Oui malgré le côté cabalistique, et pour notre plus grand plaisir, chacun va raconter à sa façon, entrecroisement de la sculpture au fusain et au stylo, cette nuit chargée d’ivresse – au propre comme au figuré – autour de l’auteur de Guernica. Car dans cette rencontre nocturne entre trois personnages – aucun doute que l’âme picassienne veillait – un dénominateur commun avait été posé en orbite : la guerre.
26 avril 1937, en Biscaye, la légion Condor envoyée par Hitler bombarde Guernica pour soutenir Franco en pleine guerre civile espagnole. Un coup de force militaire, des essais techniques. Toute la géhenne belliqueuse faisant des centaines de morts et de blessés, une population meurtrie pour des décennies. Quelques jours plus tard, Picasso représente la scène apocalyptique par une fresque monumentale qui fera le tour du monde et deviendra une toile de la mémoire collective.
26 décembre 1991, début de la guerre civile algérienne qui durera plus de dix ans et fera plus de 100.000 victimes sans compter les innombrables disparus. Des années de braise où le pays sera en feu dans une phase destructrice entre le socle d’un gouvernement et les flammes de diverses organisations terroristes qui vont répandre la terreur. Adel Abdessemed, berbère de la région des Aurès quittera son pays natal en 1994 lorsque le directeur de l’Ecole supérieure des beaux-arts d’Alger sera assassiné avec son fils.
Années 2000, un sémillant journaliste part en reportage, du Liban à l’Afghanistan en passant par la Birmanie. Il frôle les guerres et devient un témoin des organisations terroristes. De son expérience sur le terrain, Christophe Ono-dit-Biot en fera des romans parce que réalité et fiction ne cessent de chevaucher ensemble sur la route infinie de l’humanité jalonnée des méandres de l’inhumanité.
Nuit du 11 au 12 juillet 2018 : les deux artistes sont réunis autour d’un autre pour réfléchir sur l’un des plus vieux usages du monde : le conflit, et comment l’art peut devenir une arme pour faire fléchir la guerre, un instrument pour combattre l’ennemi. Les deux compères vont donc déambuler dans les diverses salles de l’Hôtel Salé, nous faire gravir les marches du somptueux escalier où tout est emprunté de yin et de yang, de noir et de blanc sur les gris de l’existence. Mais la couleur va jaillir des verres, pour honorer Bacchus et faire de la nuit une offrande à la liberté.
Des dessins originaux, une narration dynamique, de la mythologie aux héros modernes, cette « nuit espagnole » est loin d’être un chant crépusculaire, elle est au contraire une ode lumineuse sur l’art et ses pouvoirs immortels. Sans oublier ce nécessaire esprit de rébellion pour qu’une société puisse continuer à créer des rêves.

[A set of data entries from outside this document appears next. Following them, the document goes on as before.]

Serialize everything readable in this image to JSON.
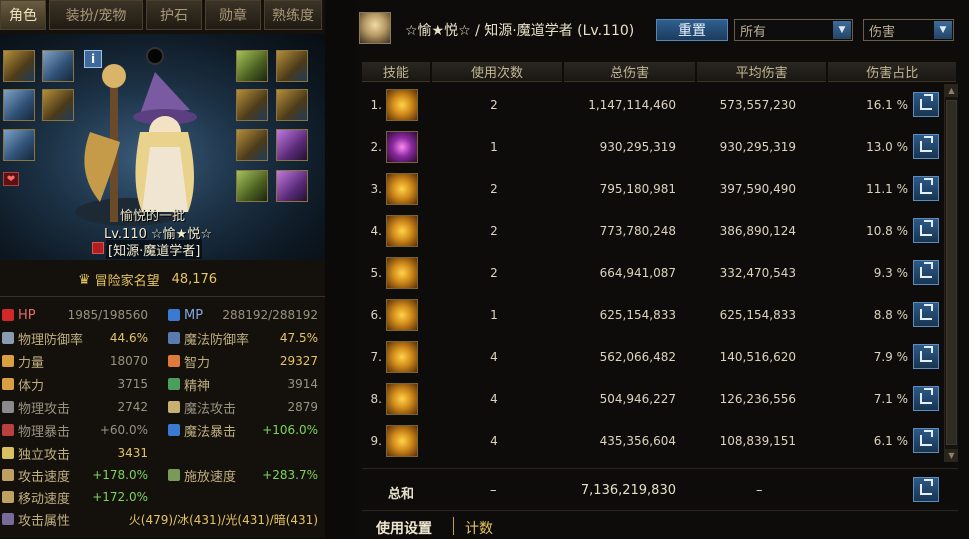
{
  "left": {
    "tabs": [
      "角色",
      "装扮/宠物",
      "护石",
      "勋章",
      "熟练度"
    ],
    "character": {
      "name": "愉悦的一批",
      "level_line": "Lv.110 ☆愉★悦☆",
      "class_line": "[知源·魔道学者]"
    },
    "fame": {
      "label": "冒险家名望",
      "value": "48,176"
    },
    "stats": {
      "hp": {
        "label": "HP",
        "value": "1985/198560"
      },
      "mp": {
        "label": "MP",
        "value": "288192/288192"
      },
      "phys_def": {
        "label": "物理防御率",
        "value": "44.6%"
      },
      "mag_def": {
        "label": "魔法防御率",
        "value": "47.5%"
      },
      "str": {
        "label": "力量",
        "value": "18070"
      },
      "int": {
        "label": "智力",
        "value": "29327"
      },
      "vit": {
        "label": "体力",
        "value": "3715"
      },
      "spi": {
        "label": "精神",
        "value": "3914"
      },
      "phys_atk": {
        "label": "物理攻击",
        "value": "2742"
      },
      "mag_atk": {
        "label": "魔法攻击",
        "value": "2879"
      },
      "phys_crit": {
        "label": "物理暴击",
        "value": "+60.0%"
      },
      "mag_crit": {
        "label": "魔法暴击",
        "value": "+106.0%"
      },
      "ind_atk": {
        "label": "独立攻击",
        "value": "3431"
      },
      "atk_speed": {
        "label": "攻击速度",
        "value": "+178.0%"
      },
      "cast_speed": {
        "label": "施放速度",
        "value": "+283.7%"
      },
      "move_speed": {
        "label": "移动速度",
        "value": "+172.0%"
      },
      "element": {
        "label": "攻击属性",
        "value": "火(479)/冰(431)/光(431)/暗(431)"
      }
    }
  },
  "right": {
    "title": "☆愉★悦☆ / 知源·魔道学者 (Lv.110)",
    "reset_label": "重置",
    "filter1": "所有",
    "filter2": "伤害",
    "columns": [
      "技能",
      "使用次数",
      "总伤害",
      "平均伤害",
      "伤害占比"
    ],
    "rows": [
      {
        "n": "1.",
        "count": "2",
        "total": "1,147,114,460",
        "avg": "573,557,230",
        "pct": "16.1 %"
      },
      {
        "n": "2.",
        "count": "1",
        "total": "930,295,319",
        "avg": "930,295,319",
        "pct": "13.0 %"
      },
      {
        "n": "3.",
        "count": "2",
        "total": "795,180,981",
        "avg": "397,590,490",
        "pct": "11.1 %"
      },
      {
        "n": "4.",
        "count": "2",
        "total": "773,780,248",
        "avg": "386,890,124",
        "pct": "10.8 %"
      },
      {
        "n": "5.",
        "count": "2",
        "total": "664,941,087",
        "avg": "332,470,543",
        "pct": "9.3 %"
      },
      {
        "n": "6.",
        "count": "1",
        "total": "625,154,833",
        "avg": "625,154,833",
        "pct": "8.8 %"
      },
      {
        "n": "7.",
        "count": "4",
        "total": "562,066,482",
        "avg": "140,516,620",
        "pct": "7.9 %"
      },
      {
        "n": "8.",
        "count": "4",
        "total": "504,946,227",
        "avg": "126,236,556",
        "pct": "7.1 %"
      },
      {
        "n": "9.",
        "count": "4",
        "total": "435,356,604",
        "avg": "108,839,151",
        "pct": "6.1 %"
      }
    ],
    "total": {
      "label": "总和",
      "count": "–",
      "total": "7,136,219,830",
      "avg": "–"
    },
    "bottom_tabs": [
      "使用设置",
      "计数"
    ]
  },
  "colors": {
    "accent_blue": "#2f5f8f",
    "gold": "#e6c560",
    "green": "#7fd35a"
  }
}
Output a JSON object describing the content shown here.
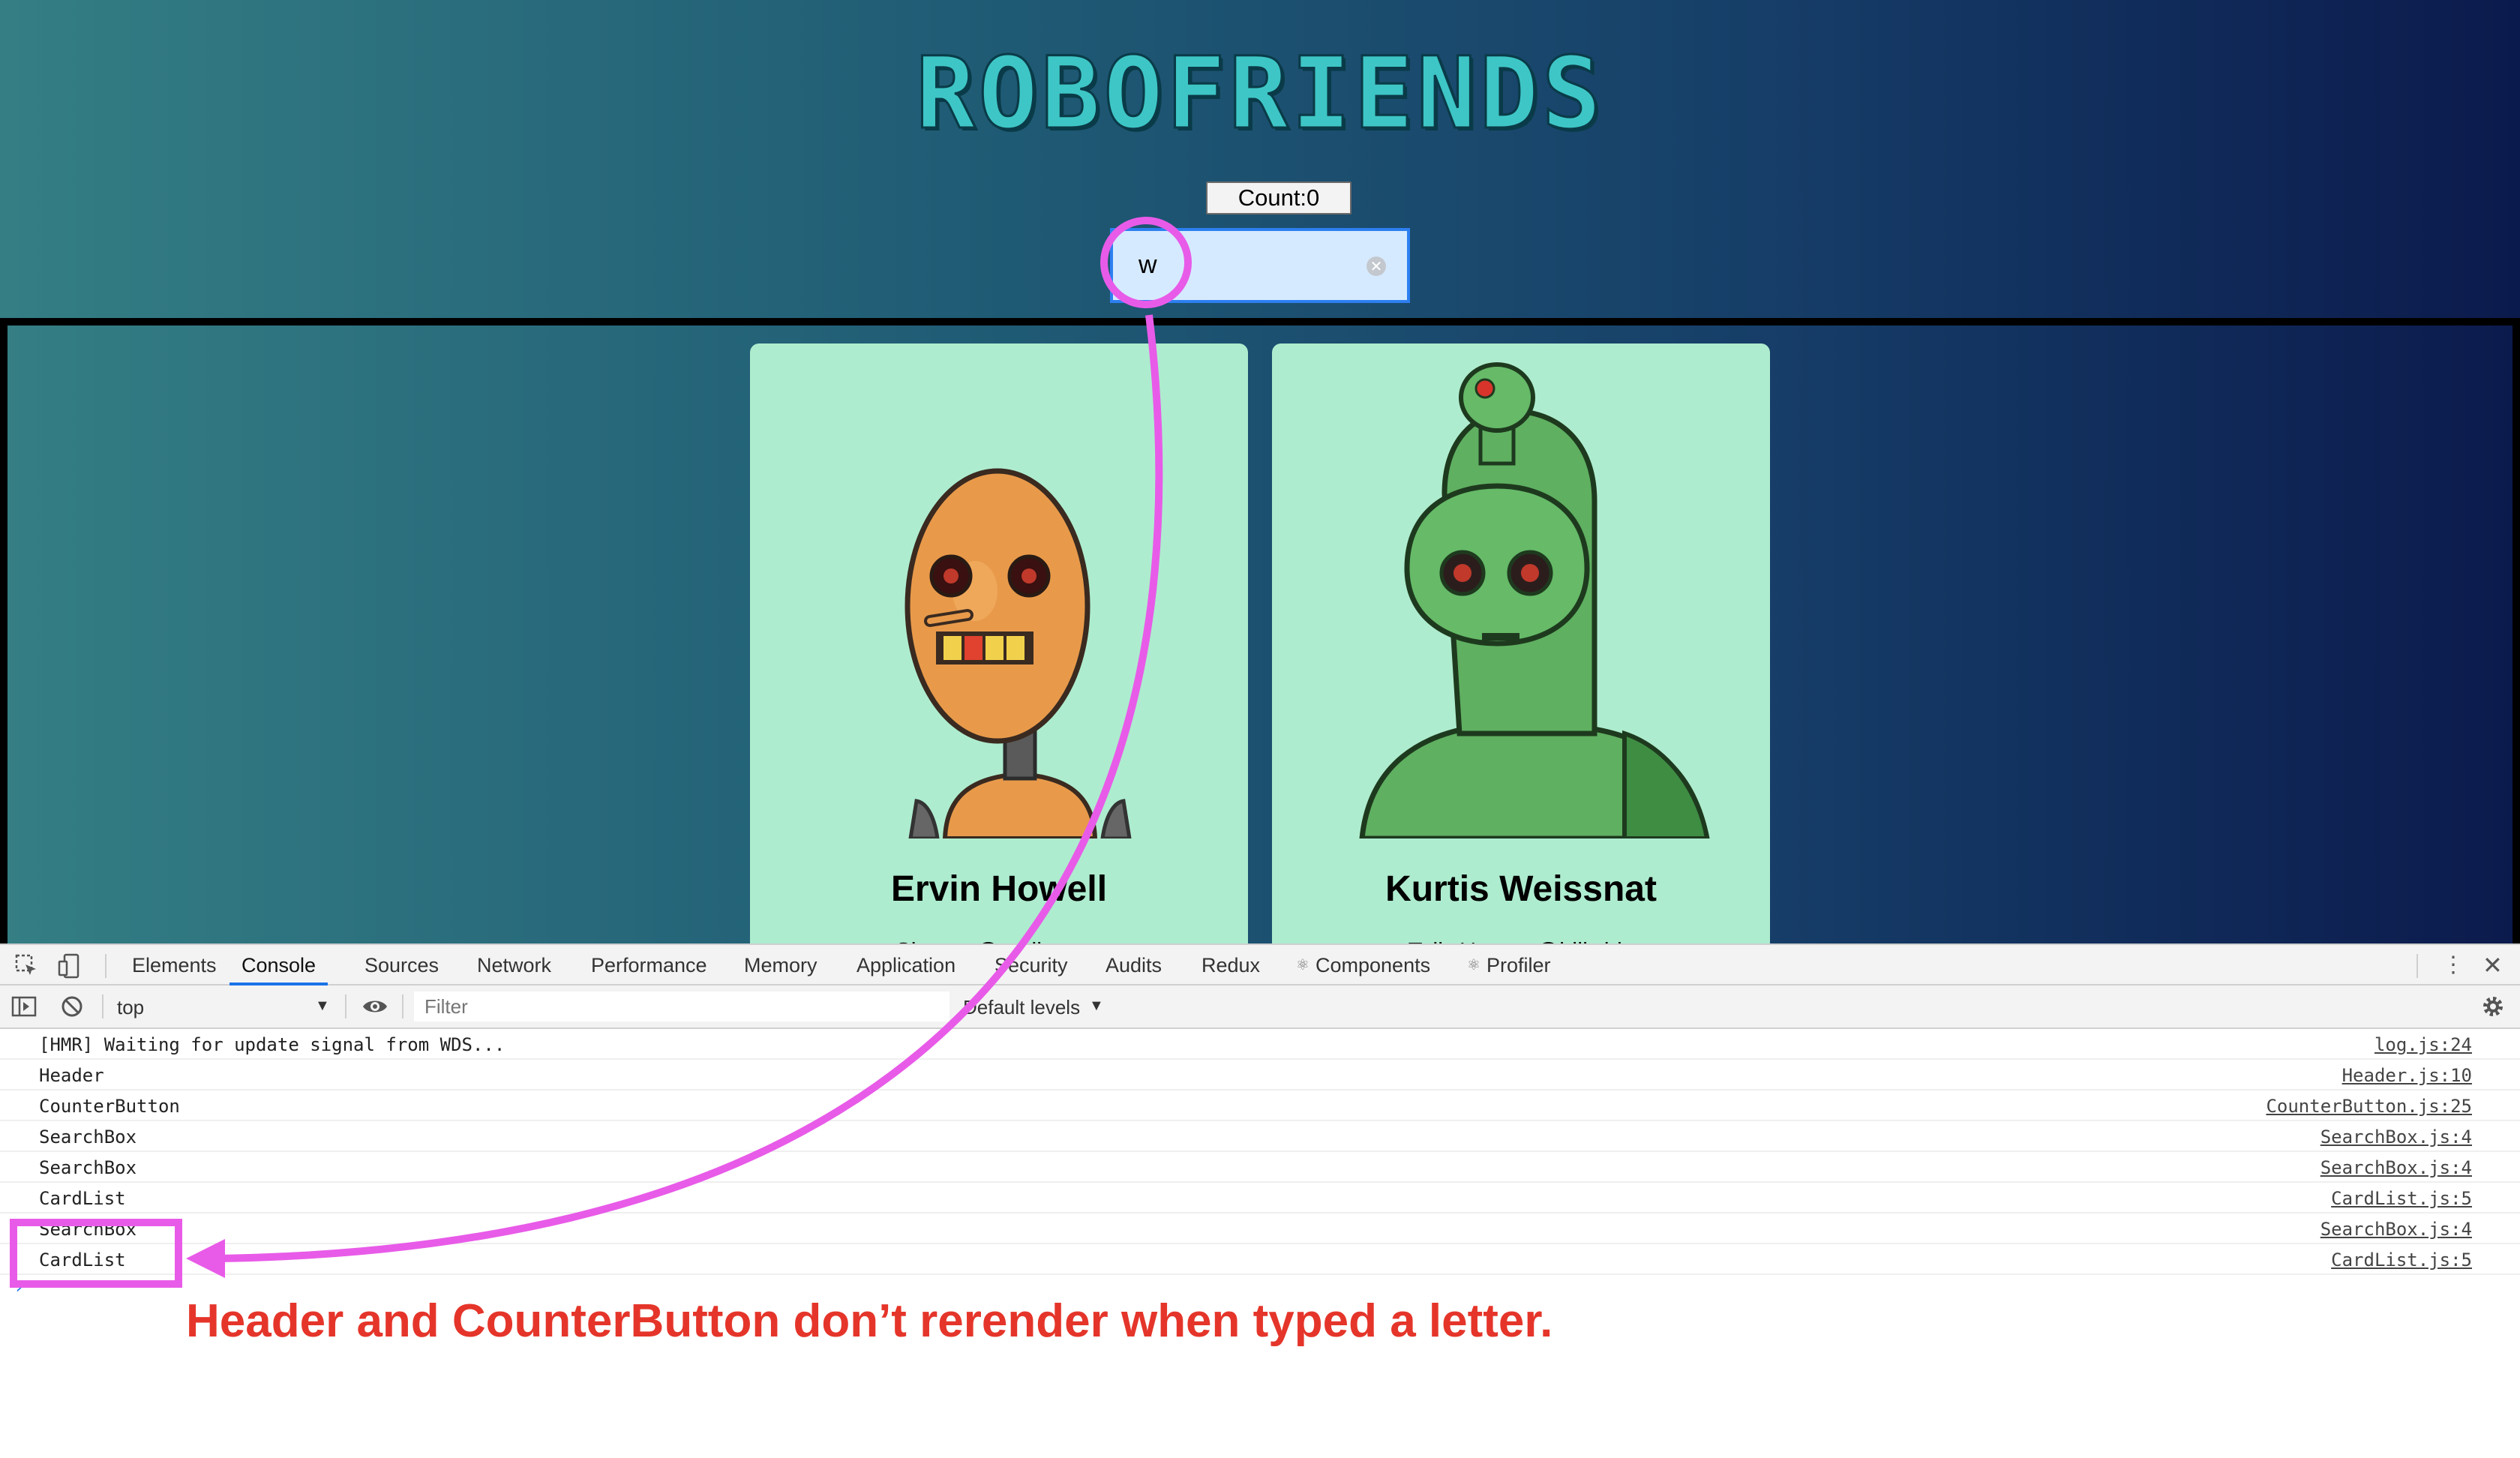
{
  "app": {
    "title": "ROBOFRIENDS",
    "count_button_label": "Count:0",
    "search": {
      "value": "w",
      "clear_icon": "clear-circle-icon"
    },
    "cards": [
      {
        "name": "Ervin Howell",
        "email": "Shanna@melissa.tv",
        "avatar": "orange-robot-avatar"
      },
      {
        "name": "Kurtis Weissnat",
        "email": "Telly.Hoeger@billy.biz",
        "avatar": "green-robot-avatar"
      }
    ]
  },
  "devtools": {
    "tabs": [
      "Elements",
      "Console",
      "Sources",
      "Network",
      "Performance",
      "Memory",
      "Application",
      "Security",
      "Audits",
      "Redux",
      "Components",
      "Profiler"
    ],
    "active_tab": "Console",
    "toolbar": {
      "context": "top",
      "filter_placeholder": "Filter",
      "levels": "Default levels"
    },
    "console_logs": [
      {
        "message": "[HMR] Waiting for update signal from WDS...",
        "source": "log.js:24"
      },
      {
        "message": "Header",
        "source": "Header.js:10"
      },
      {
        "message": "CounterButton",
        "source": "CounterButton.js:25"
      },
      {
        "message": "SearchBox",
        "source": "SearchBox.js:4"
      },
      {
        "message": "SearchBox",
        "source": "SearchBox.js:4"
      },
      {
        "message": "CardList",
        "source": "CardList.js:5"
      },
      {
        "message": "SearchBox",
        "source": "SearchBox.js:4"
      },
      {
        "message": "CardList",
        "source": "CardList.js:5"
      }
    ]
  },
  "annotation": {
    "text": "Header and CounterButton don’t rerender when typed a letter.",
    "color": "#e5352a",
    "highlight_color": "#e85be8"
  }
}
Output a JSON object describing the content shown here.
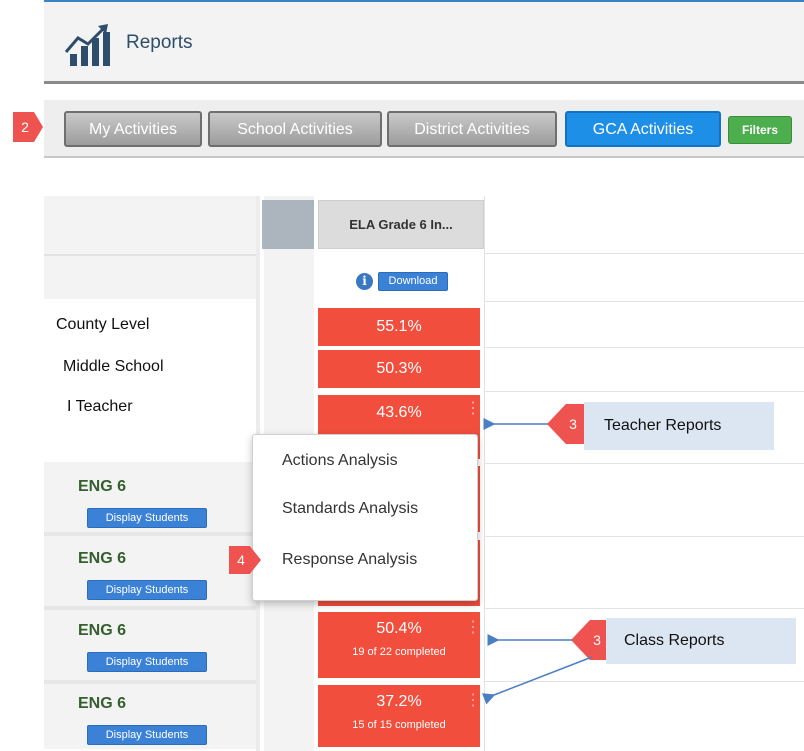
{
  "header": {
    "title": "Reports",
    "icon": "chart-growth-icon"
  },
  "tabs": [
    {
      "label": "My Activities",
      "style": "gray"
    },
    {
      "label": "School Activities",
      "style": "gray"
    },
    {
      "label": "District Activities",
      "style": "gray"
    },
    {
      "label": "GCA Activities",
      "style": "blue"
    },
    {
      "label": "Filters",
      "style": "green"
    }
  ],
  "markers": {
    "tabs": "2",
    "teacher": "3",
    "menu": "4",
    "class": "3"
  },
  "table": {
    "column_header": "ELA Grade 6 In...",
    "download_label": "Download",
    "rows": [
      {
        "label": "County Level",
        "pct": "55.1%"
      },
      {
        "label": "Middle School",
        "pct": "50.3%"
      },
      {
        "label": "I Teacher",
        "pct": "43.6%"
      }
    ],
    "classes": [
      {
        "name": "ENG 6",
        "button": "Display Students",
        "pct": "",
        "sub": ""
      },
      {
        "name": "ENG 6",
        "button": "Display Students",
        "pct": "",
        "sub": ""
      },
      {
        "name": "ENG 6",
        "button": "Display Students",
        "pct": "50.4%",
        "sub": "19 of 22 completed"
      },
      {
        "name": "ENG 6",
        "button": "Display Students",
        "pct": "37.2%",
        "sub": "15 of 15 completed"
      }
    ]
  },
  "menu": {
    "items": [
      "Actions Analysis",
      "Standards Analysis",
      "Response Analysis"
    ]
  },
  "callouts": {
    "teacher": "Teacher Reports",
    "class": "Class Reports"
  },
  "colors": {
    "accent_blue": "#1e8fe6",
    "red_cell": "#f14e3d",
    "marker": "#ef5350",
    "callout_bg": "#dce6f2"
  }
}
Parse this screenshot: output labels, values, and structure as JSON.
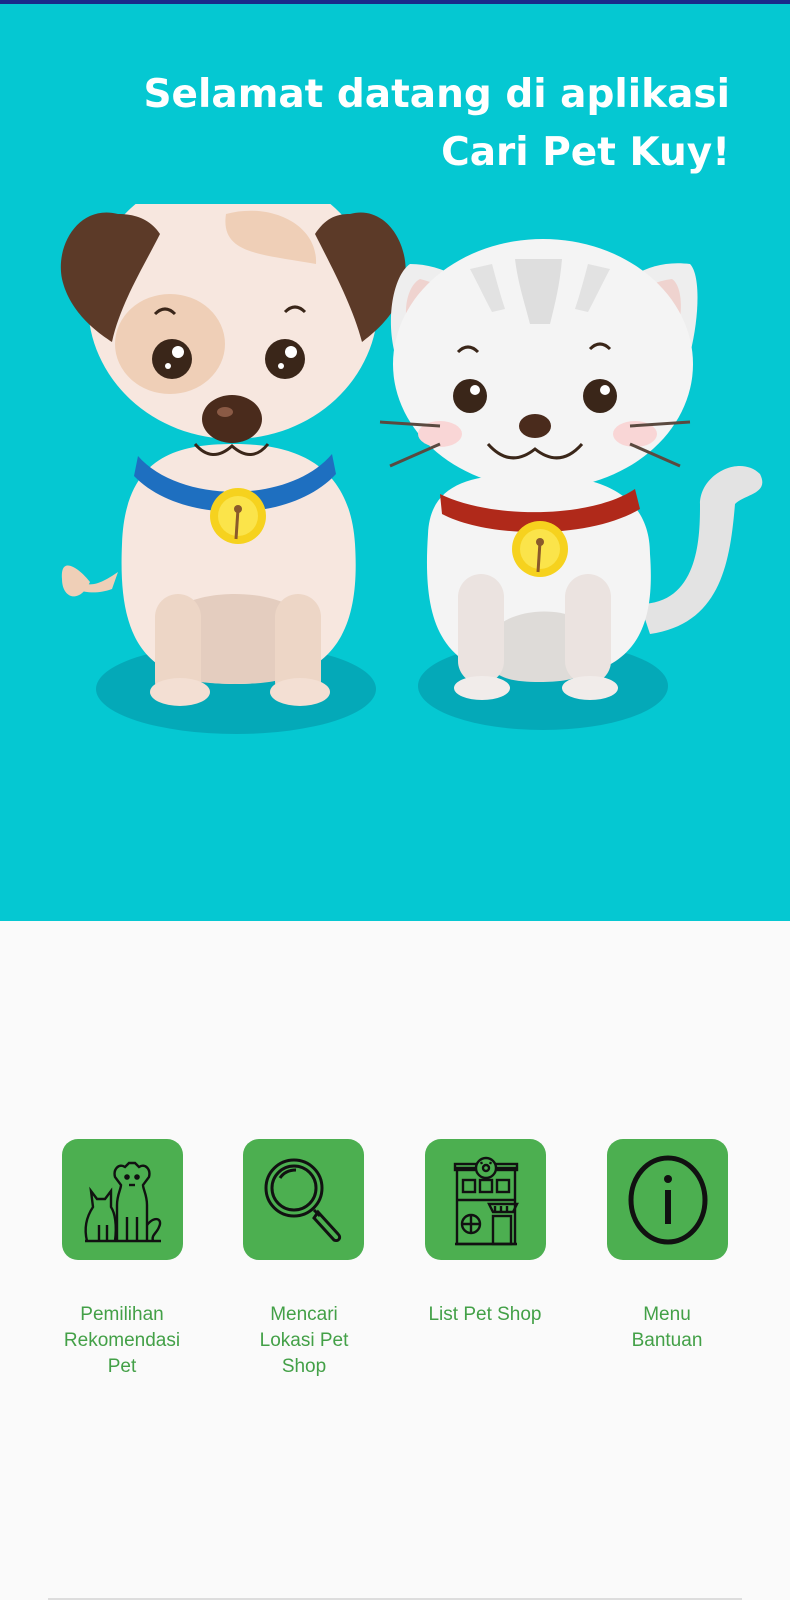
{
  "app": {
    "welcome_line1": "Selamat datang di aplikasi",
    "welcome_line2": "Cari Pet Kuy!"
  },
  "colors": {
    "hero_bg": "#05c8d2",
    "tile_bg": "#4caf50",
    "label_color": "#43a047"
  },
  "menu": {
    "items": [
      {
        "icon": "dog-cat-icon",
        "label_lines": [
          "Pemilihan",
          "Rekomendasi",
          "Pet"
        ]
      },
      {
        "icon": "magnifier-icon",
        "label_lines": [
          "Mencari",
          "Lokasi Pet",
          "Shop"
        ]
      },
      {
        "icon": "pet-shop-building-icon",
        "label_lines": [
          "List Pet Shop"
        ]
      },
      {
        "icon": "info-icon",
        "label_lines": [
          "Menu",
          "Bantuan"
        ]
      }
    ]
  }
}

Puisse la collection « Ma nuit au musée » créée par Alina Gurdiel nous enchanter pendant de nombreuses années, elle permet de marier, pour le meilleur, l’art sous toutes ses formes et de nous faire voyager dans ces temples laïques chargés d’une empreinte éternelle.
Et si l’occasion se présente, n’hésitez pas à aller au 5 rue de Thorigny, une fois le seuil franchi, peut-être entendrez-vous un rire aussi artistique qu’unique et rencontrerez-vous un scribe accroupi qui vous racontera une belle histoire : celle de deux amis réunis par la peinture pour disserter sur les banderilles lancées trop souvent sur l’immense tableau des civilisations.
En attendant que vos pas vous guident vers ce haut lieu artistique, laissez-vous conduire par les sieurs Abdessemed et Ono-dit-Biot pour « Une nuit espagnole » pacifique sous les étoiles de l’art d’une empreinte immarcescible.